If the brand is pretty one-sided, that gives you an opportunity to shine by focusing on better re-engagement with your followers. Acknowledge and respond to every comment.
I think Betabrand does an amazing job at re-engagement as they join the conversation and have a ton of fun with it by posting GIF reactions. Even if the same question has been asked by six different people, Betabrand responds to each of them and provides great answers.
11. Do a SWOT analysis
Lastly, after tracking and analyzing all that data, plot it out in a SWOT chart. SWOT = Strengths, Weaknesses, Opportunities, and Threats.

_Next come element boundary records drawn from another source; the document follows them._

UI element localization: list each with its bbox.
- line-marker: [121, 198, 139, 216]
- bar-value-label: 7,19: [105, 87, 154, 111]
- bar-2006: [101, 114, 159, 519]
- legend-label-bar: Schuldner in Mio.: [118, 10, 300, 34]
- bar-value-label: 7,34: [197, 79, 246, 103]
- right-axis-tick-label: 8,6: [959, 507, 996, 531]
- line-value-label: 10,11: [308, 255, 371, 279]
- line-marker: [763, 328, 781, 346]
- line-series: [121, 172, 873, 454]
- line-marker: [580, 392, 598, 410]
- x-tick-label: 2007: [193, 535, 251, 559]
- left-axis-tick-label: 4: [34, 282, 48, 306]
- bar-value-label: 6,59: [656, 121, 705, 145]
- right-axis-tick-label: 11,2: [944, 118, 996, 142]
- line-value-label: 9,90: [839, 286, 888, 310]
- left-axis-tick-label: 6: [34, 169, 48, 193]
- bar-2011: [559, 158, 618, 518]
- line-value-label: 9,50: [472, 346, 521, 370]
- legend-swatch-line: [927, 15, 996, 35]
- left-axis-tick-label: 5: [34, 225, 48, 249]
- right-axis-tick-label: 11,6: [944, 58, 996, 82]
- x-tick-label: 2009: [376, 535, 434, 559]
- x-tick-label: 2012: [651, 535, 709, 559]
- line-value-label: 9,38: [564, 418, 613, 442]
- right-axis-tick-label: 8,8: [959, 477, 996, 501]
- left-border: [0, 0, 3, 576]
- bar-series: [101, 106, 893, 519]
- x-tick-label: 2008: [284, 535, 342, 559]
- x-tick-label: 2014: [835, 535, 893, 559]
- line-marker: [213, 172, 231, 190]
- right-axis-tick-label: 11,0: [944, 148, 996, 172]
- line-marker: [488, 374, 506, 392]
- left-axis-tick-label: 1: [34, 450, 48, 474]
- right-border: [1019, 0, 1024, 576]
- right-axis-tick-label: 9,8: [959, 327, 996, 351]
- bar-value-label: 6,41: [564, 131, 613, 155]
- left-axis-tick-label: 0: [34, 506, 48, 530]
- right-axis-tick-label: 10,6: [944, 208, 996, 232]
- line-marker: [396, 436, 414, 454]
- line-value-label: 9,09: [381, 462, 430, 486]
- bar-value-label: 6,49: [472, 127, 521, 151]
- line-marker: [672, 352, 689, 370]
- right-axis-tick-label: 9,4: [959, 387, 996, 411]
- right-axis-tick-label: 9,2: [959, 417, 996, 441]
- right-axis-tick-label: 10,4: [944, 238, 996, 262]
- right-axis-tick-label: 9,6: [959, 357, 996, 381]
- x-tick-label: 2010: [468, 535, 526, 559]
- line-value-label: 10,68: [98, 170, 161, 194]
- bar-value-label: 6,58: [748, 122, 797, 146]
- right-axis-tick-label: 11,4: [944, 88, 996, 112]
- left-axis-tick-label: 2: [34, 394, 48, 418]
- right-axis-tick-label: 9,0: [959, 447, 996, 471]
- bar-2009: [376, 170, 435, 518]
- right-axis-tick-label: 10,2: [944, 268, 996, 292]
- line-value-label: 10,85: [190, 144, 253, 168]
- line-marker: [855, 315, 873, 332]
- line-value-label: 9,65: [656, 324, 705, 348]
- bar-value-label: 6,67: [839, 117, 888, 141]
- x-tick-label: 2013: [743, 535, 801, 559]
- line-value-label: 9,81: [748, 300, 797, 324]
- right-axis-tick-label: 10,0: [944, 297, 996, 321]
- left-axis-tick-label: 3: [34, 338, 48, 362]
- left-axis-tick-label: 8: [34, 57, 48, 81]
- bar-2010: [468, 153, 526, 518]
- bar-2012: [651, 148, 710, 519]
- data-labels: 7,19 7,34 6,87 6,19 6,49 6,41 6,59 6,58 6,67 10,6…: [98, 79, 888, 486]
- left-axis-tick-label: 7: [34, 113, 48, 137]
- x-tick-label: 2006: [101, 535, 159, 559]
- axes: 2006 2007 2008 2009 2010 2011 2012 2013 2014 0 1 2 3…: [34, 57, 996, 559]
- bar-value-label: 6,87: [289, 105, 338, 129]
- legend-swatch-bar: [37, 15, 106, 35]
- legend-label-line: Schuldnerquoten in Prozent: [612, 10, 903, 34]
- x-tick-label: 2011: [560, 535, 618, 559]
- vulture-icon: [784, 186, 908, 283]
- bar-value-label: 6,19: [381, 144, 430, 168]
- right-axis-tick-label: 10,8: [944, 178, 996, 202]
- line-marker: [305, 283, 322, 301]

Your SWOT social media analysis could be something like:
Competition’s strengths:
- Timely and relevant content
- Engaging video content
- Use of humor
Weaknesses
- Inconsistent posting
- Ignoring customer complaints or deleting “negative” posts
- Overpromotional and only share their own content
Opportunities (for your brand to win)
- More quick, video content like behind the scenes or interviews with influencers
- Responding to all customer complaints with a satisfactory resolution
- Adopt a more friendly, humorous brand voice
Threats
- Video budget and resources
- Small marketing team
- New social networks emerging
Your SWOT analysis paints a clear picture of areas you can improve your social media marketing as well as some opportunities to steal the spotlight from your competition.
This doesn’t mean you have to start copying all their blogs or videos, but is meant to give you insight into what your followers wants and engage with. You don’t have to change your branding to match theirs, still keep your own content in your own voice, but look for ways you can improve and become an industry expert yourself.